Adults should have a comprehensive estate plan in place so their loved ones can follow their wishes when they die. Most people have a will written out as part of the estate plan. For those who have considerable assets, a trust might be in order.
When you’re ready to create a trust, you’ll have to determine if you want to have a revocable or revocable trust. Consider these three points about an irrevocable trust if you’re thinking about this for your estate plan.
#1: You can’t change the terms without permission
An irrevocable trust can’t be changed or dissolved unless you get permission from everyone who’s part of the trust. You should only use this type of trust if you’re sure about all of the terms you’re including. Being certain about the beneficiaries is imperative because you won’t be able to change those if your relationship with them changes.

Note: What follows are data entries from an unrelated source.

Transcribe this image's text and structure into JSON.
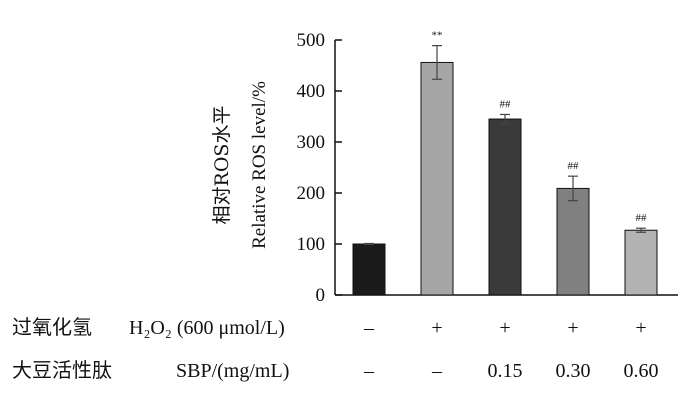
{
  "chart_data": {
    "type": "bar",
    "categories": [
      "control",
      "H2O2",
      "H2O2+SBP 0.15",
      "H2O2+SBP 0.30",
      "H2O2+SBP 0.60"
    ],
    "values": [
      100,
      456,
      345,
      209,
      127
    ],
    "errors": [
      1,
      33,
      9,
      24,
      4
    ],
    "bar_colors": [
      "#1a1a1a",
      "#a6a6a6",
      "#3a3a3a",
      "#808080",
      "#b3b3b3"
    ],
    "significance": [
      "",
      "**",
      "##",
      "##",
      "##"
    ],
    "ylabel_cn": "相对ROS水平",
    "ylabel_en": "Relative ROS level/%",
    "ylim": [
      0,
      500
    ],
    "yticks": [
      0,
      100,
      200,
      300,
      400,
      500
    ],
    "grid": false,
    "legend": "none"
  },
  "treatments": [
    {
      "label": "过氧化氢",
      "agent": "H₂O₂ (600 μmol/L)",
      "values": [
        "–",
        "+",
        "+",
        "+",
        "+"
      ]
    },
    {
      "label": "大豆活性肽",
      "agent": "SBP/(mg/mL)",
      "values": [
        "–",
        "–",
        "0.15",
        "0.30",
        "0.60"
      ]
    }
  ]
}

#2: Contents have protection from creditors
The assets held by the trust can’t be claimed by your creditors because they’re owned by the trust. You don’t have any control over them, so creditors can’t touch them. This is an important point for anyone who has considerable debts that they’re concerned might eat away a good portion of their estate.
#3: Privacy might not be protected
One of the downsides to an irrevocable trust is that it may not provide the privacy that you’d expect. If the remainder of the estate goes through probate, the fact that there is an irrevocable trust in place will likely become part of the public record (although not its terms).
Determining exactly what you need in your estate plan is important. Working with someone who’s familiar with your situation and who can help you to protect your wishes is important.